O Papa Francisco usou a encíclica “para considerar certas tendências em nosso mundo que impedem o desenvolvimento da fraternidade universal” e agir como um vizinho, incluindo racismo, extremismo, “nacionalismo agressivo”, fechamento de fronteiras para migrantes e refugiados, polarização, política como uma tomada de poder ao invés de um serviço para o bem comum, maus tratos às mulheres, escravidão moderna e políticas econômicas que permitem que os ricos fiquem mais ricos, mas não criam empregos e não ajudam os pobres.
“A dor, a incerteza e o medo, e a compreensão das nossas próprias limitações, provocadas pela pandemia, tornaram ainda mais urgente que repensemos nossos estilos de vida, nossas relações, a organização de nossas sociedades e, acima de tudo, o significado de nossa existência ”, disse ele.
Anna Rowlands, uma teóloga britânica convidada a ajudar a apresentar o documento no Vaticano, disse que o “fio condutor” do texto é sobre discernir “o que dá vida” e ajuda a todos a desenvolver seu pleno potencial e florescer.
“Todo o tema do documento é sobre a maneira como somos chamados a atender ao mundo como Cristo atendeu ao mundo”, prestando atenção à realidade em vez de “fugir dela e evitá-la”, e orando pela graça de responda como Jesus faria.
Quando as pessoas perguntam: “Quem é meu vizinho?” muitas vezes o que eles realmente querem saber é “Quem não é meu vizinho?” ou “Quem posso legitimamente dizer que não é minha responsabilidade”, disse Rowlands.
O Papa Francisco pediu uma catequese e uma pregação que “fale mais direta e claramente sobre o sentido social da existência, a dimensão fraterna da espiritualidade, nossa convicção da dignidade inalienável de cada pessoa e nossas razões para amar e acolher todos os nossos irmãos e irmãs”.
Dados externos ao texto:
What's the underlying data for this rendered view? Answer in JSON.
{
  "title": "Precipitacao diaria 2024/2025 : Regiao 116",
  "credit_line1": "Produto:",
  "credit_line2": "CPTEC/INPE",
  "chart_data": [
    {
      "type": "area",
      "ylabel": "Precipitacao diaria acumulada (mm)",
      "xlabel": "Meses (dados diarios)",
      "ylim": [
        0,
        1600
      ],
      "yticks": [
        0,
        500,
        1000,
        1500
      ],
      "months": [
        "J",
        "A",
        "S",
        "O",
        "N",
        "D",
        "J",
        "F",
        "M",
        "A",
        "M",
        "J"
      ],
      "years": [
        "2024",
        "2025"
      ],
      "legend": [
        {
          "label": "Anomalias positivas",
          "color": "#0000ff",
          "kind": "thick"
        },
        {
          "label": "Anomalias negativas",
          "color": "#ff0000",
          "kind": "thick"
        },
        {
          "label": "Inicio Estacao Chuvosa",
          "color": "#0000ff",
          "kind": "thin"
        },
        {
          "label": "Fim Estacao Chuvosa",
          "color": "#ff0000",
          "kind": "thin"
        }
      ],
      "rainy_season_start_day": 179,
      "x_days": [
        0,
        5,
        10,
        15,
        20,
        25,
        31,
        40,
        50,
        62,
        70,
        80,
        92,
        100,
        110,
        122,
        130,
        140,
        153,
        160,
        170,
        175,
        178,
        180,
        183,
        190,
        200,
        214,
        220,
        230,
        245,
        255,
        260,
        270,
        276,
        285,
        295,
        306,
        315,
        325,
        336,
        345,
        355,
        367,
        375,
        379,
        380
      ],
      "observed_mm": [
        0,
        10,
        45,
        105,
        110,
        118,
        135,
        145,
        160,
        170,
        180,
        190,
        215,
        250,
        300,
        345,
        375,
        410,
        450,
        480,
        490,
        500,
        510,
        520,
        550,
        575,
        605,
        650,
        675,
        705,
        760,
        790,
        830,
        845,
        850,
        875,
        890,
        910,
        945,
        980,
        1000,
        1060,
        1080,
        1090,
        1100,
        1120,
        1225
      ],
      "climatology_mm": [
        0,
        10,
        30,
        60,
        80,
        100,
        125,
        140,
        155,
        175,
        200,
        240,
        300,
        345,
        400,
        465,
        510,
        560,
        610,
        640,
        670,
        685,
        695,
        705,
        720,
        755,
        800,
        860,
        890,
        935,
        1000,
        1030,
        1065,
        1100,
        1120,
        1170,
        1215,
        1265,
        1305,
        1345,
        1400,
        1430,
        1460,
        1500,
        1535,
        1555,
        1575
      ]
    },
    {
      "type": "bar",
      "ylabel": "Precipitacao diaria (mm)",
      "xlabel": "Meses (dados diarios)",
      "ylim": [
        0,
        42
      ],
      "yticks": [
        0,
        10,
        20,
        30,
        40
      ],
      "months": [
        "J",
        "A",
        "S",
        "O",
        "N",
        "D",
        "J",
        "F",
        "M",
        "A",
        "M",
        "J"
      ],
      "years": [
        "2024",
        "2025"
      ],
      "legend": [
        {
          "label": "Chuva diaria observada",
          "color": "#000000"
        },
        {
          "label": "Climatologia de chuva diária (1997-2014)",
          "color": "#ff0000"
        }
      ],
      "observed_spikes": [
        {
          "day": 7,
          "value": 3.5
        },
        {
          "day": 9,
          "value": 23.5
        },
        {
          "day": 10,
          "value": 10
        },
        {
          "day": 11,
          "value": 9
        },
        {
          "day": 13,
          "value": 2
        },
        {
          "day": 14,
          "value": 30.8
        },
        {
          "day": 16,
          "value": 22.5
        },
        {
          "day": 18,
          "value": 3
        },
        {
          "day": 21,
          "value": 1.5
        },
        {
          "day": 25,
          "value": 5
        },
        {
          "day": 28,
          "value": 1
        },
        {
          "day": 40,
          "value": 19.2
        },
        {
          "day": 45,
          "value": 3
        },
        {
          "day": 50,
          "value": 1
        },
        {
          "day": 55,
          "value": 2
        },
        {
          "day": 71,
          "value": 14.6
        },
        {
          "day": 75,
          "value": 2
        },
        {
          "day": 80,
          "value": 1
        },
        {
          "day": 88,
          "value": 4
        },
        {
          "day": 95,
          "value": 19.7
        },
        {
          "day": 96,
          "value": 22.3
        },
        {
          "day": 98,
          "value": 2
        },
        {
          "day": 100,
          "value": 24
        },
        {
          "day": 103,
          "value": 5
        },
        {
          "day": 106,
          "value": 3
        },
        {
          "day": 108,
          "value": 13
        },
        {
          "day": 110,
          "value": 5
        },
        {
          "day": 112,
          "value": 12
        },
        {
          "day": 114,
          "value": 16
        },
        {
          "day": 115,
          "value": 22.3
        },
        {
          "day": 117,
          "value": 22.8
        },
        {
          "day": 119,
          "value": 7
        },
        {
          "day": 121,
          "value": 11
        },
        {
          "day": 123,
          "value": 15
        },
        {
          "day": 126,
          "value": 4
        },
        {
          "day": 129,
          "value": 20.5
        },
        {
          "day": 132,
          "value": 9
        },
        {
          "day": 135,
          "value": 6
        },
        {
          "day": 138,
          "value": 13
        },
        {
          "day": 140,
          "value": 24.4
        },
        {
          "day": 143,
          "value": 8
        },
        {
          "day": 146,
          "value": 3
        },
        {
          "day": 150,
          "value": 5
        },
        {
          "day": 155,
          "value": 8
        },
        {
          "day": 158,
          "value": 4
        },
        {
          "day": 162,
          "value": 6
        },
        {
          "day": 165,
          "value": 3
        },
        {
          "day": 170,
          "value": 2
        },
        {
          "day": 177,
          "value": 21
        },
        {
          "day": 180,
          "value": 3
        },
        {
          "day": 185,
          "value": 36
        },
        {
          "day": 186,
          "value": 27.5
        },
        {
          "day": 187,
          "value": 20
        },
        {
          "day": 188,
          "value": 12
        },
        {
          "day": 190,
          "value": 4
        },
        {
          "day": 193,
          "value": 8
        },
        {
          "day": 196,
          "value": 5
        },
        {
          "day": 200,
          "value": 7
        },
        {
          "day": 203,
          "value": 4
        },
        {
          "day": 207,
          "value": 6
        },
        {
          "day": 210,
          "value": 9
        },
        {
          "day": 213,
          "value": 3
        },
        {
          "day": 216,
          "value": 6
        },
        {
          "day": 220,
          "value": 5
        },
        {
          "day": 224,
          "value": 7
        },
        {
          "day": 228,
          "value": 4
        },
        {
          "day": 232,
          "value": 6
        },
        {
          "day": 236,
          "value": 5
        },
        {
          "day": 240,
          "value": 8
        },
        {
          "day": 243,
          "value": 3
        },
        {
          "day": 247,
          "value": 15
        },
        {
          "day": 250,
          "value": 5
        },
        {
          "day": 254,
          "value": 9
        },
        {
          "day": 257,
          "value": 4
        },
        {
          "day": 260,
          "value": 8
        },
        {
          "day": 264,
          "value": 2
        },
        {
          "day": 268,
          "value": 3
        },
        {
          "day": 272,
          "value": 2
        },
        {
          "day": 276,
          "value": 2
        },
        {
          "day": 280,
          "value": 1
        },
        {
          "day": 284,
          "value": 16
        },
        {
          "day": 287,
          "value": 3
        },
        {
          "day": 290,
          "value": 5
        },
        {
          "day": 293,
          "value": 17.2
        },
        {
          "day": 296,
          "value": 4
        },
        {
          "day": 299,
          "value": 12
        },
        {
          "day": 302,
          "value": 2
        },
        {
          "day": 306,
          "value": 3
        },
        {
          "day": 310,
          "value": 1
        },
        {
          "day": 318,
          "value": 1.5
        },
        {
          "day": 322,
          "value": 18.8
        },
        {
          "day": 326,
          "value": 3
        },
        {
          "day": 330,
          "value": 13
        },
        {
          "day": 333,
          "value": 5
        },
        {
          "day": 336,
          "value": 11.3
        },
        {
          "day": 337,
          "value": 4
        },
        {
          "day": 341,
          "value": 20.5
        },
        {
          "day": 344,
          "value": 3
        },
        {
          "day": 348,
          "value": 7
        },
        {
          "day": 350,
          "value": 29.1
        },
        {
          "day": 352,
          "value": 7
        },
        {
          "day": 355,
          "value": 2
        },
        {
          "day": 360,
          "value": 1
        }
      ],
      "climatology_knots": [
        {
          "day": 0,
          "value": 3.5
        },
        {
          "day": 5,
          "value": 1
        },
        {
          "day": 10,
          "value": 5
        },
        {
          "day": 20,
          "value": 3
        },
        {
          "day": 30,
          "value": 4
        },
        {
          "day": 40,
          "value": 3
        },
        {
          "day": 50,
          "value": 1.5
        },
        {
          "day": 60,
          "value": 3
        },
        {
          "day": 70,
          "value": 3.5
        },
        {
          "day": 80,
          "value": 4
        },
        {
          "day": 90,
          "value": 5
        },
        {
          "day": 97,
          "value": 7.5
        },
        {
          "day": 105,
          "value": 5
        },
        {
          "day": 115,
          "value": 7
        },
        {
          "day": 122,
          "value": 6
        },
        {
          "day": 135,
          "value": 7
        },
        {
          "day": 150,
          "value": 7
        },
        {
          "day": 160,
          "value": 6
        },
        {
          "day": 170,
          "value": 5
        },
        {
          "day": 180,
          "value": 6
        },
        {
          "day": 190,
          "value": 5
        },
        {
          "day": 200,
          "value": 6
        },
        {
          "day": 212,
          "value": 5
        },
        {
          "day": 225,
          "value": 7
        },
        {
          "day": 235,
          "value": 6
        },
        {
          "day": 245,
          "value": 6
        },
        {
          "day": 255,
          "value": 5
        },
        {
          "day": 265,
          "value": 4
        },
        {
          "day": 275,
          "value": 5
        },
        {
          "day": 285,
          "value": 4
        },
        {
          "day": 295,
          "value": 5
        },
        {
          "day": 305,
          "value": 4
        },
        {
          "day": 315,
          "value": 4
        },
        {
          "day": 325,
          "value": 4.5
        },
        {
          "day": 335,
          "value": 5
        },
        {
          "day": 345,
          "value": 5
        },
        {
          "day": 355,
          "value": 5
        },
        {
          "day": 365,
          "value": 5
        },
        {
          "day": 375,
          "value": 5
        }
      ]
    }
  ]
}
Ele também usou a encíclica para reafirmar fortemente um princípio tradicional do ensino social católico: “o destino universal dos bens” ou “o uso comum dos bens criados”, que afirma, como disse São João Paulo, que “Deus deu a terra a toda a raça humana para o sustento de todos os seus membros, sem excluir ou favorecer ninguém. ”
O direito à propriedade privada e os benefícios para os indivíduos e a sociedade ao proteger esse direito, escreveu o Papa Francisco, “só podem ser considerados um direito natural secundário”.
“O direito de alguns à livre iniciativa ou liberdade de mercado não pode suplantar os direitos dos povos e a dignidade dos pobres, ou, nesse caso, o respeito pelo meio ambiente”, disse o papa. “As habilidades empresariais, uma dádiva de Deus, devem ser sempre claramente direcionadas para o desenvolvimento dos outros e para a eliminação da pobreza”, especialmente por meio da criação de empregos que rendam um salário mínimo.
O Papa Francisco, disse Rowlands, “quer reabilitar essa ideia de amizade social e paz social em face de uma violência social generalizada, que ele vê afetando a economia, cada vez mais a política e as mídias sociais”.
O papa não está desesperado, disse ela, mas é realista. “Ele quer oferecer uma visão de como você começa a partir das realidades mais locais, quase todos os dias e mais concretas para construir uma cultura de paz em todos os níveis.”